Bis auf die SPD, die draufgehauen hat, hat niemand davon Notiz genommen. Stattdessen wird in den Medien das Buch der katholischen Vierfachmutter und Hausfrau Birgit Kelle hochgejazzt. Die wird den rechtspopulistischen Männerrechtlern zugerechnet und hält den Muttermythos hoch.
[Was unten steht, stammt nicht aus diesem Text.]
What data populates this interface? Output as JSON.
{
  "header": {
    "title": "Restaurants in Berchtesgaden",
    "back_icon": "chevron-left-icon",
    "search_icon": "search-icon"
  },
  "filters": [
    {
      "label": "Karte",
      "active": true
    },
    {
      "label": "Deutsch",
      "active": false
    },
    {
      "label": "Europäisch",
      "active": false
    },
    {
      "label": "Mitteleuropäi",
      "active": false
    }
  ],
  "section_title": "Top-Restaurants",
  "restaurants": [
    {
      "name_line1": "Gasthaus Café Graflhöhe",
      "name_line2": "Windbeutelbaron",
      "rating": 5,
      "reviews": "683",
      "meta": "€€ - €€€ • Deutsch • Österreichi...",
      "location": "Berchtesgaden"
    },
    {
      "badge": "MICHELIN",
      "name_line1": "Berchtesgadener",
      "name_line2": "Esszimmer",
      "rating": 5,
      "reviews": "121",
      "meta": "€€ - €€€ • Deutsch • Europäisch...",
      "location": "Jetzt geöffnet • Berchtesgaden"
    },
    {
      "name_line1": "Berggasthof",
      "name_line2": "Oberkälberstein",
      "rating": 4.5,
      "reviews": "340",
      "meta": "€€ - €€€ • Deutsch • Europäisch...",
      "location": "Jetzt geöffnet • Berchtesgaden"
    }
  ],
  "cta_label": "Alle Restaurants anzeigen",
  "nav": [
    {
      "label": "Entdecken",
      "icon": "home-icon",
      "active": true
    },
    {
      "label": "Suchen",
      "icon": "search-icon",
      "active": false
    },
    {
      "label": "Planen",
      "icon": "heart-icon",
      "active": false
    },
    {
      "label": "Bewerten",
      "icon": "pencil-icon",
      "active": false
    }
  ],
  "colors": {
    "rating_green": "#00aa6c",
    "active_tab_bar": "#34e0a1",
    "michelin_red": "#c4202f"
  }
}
Sie hat studiert, ist Vorsitzende des Vereins Frau 2000plus und sagt in Interviews: „Ich wurde schwanger. In dem Moment hörte ich auf, über meine berufliche Laufbahn nachzudenken.“ In einem Newsletter auf ihrer Website schreibt sie: „Der größte Grund, der Frauen und auch Männer davon abhält, Nachwuchs zu bekommen, ist dies negative Gerede über Probleme, Lohnausfall, Karriereknick, Altersarmut und Co.“ Sie gibt aber zu, „ein echtes Problem“ zu haben, würde ihr Mann sie morgen verlassen: „Ich müsste mir eine Vollzeitstelle suchen und meine Kinder fremdbetreuen lassen.“ Das Ganze verkauft Kelle als „Wahlfreiheit“ – ein Begriff, den Schröder gern im Zusammenhang mit dem Betreuungsgeld gebraucht.